The driver has already been fired by Taiwan High-Speed Rail Corp. on May 3, as his action has severely violated the company’s rules of conduct for drivers, reports said.

The driver, unnamed and less than 30 years of age, was driving Train No. 1148 bound for Taipei, leaving Zuoying at 4:30 p.m. on April 24. The train stopped at Chiayi 20 minutes later.

At around 5 p.m., the train passed through Yunlin County at a speed of 298 kilometers. It was at this time that the driver apparently dozed off, as the trains’ sleep-detecting alarm system went off after failing to detect human activities for over a minute, reports said, citing initial investigations by Taiwan High-Speed Rail.

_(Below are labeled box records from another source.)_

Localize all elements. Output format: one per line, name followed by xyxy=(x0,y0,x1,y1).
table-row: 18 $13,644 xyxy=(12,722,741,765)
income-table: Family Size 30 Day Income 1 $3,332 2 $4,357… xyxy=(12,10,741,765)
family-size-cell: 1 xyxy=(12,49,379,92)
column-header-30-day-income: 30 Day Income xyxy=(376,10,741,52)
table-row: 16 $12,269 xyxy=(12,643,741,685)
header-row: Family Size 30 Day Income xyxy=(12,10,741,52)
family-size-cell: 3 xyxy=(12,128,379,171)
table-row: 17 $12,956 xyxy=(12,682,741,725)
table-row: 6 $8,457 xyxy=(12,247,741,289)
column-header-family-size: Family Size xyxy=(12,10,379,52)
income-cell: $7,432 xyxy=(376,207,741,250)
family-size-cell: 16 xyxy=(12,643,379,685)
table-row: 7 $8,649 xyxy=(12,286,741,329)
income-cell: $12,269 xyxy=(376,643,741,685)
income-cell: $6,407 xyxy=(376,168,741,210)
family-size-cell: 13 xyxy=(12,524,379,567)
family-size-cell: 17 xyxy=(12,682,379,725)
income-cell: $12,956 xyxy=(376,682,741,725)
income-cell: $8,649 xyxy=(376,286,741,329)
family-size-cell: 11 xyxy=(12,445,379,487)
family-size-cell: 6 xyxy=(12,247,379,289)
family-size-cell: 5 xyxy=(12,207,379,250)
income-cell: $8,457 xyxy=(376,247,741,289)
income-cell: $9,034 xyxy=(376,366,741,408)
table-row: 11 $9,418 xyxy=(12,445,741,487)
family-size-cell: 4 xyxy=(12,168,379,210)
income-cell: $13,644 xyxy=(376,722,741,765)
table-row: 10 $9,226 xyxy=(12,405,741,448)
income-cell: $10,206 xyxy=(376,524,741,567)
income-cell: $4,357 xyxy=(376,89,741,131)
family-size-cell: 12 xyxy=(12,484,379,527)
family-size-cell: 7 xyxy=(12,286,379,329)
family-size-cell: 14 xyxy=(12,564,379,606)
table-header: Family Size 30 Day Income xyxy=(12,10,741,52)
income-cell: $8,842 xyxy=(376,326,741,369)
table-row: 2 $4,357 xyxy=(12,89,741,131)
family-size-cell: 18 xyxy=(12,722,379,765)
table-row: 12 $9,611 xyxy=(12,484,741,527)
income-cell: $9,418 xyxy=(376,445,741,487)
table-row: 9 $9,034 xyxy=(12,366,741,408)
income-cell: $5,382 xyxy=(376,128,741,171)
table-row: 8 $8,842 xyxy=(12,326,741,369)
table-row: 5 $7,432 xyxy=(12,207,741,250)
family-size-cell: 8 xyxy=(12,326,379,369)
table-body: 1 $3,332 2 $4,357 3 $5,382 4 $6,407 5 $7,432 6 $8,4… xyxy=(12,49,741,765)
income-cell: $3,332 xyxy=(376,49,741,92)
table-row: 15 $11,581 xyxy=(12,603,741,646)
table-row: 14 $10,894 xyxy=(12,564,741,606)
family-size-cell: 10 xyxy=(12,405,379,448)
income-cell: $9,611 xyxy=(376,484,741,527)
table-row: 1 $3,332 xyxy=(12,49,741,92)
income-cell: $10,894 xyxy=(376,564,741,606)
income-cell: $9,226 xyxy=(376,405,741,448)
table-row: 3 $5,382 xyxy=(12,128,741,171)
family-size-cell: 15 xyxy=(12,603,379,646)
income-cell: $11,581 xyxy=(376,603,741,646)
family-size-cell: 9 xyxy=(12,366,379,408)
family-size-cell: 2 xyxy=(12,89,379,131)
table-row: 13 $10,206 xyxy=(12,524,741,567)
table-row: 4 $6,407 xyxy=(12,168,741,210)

The driver woke up to the alarm, yet dozed off again. The alarm sounded a minute later. A female conductor of the train was then authorized to enter the cockpit, only to find the driver in a half-conscious state. The train’s auto-pilot system was then initiated, guiding the train to pull over in Taichung.

There, the conductor and a back-up driver pulled the driver from the cockpit. The train was delayed for four minutes due to the incident.

The driver entered Taiwan High-Speed Rail in February 2008. He completed training and received his operating license in March 2009, reports said.

The man had sleeping disorders and took sedatives without a doctor’s prescription, and took the pills the same day he drove the train and the night before, reports said.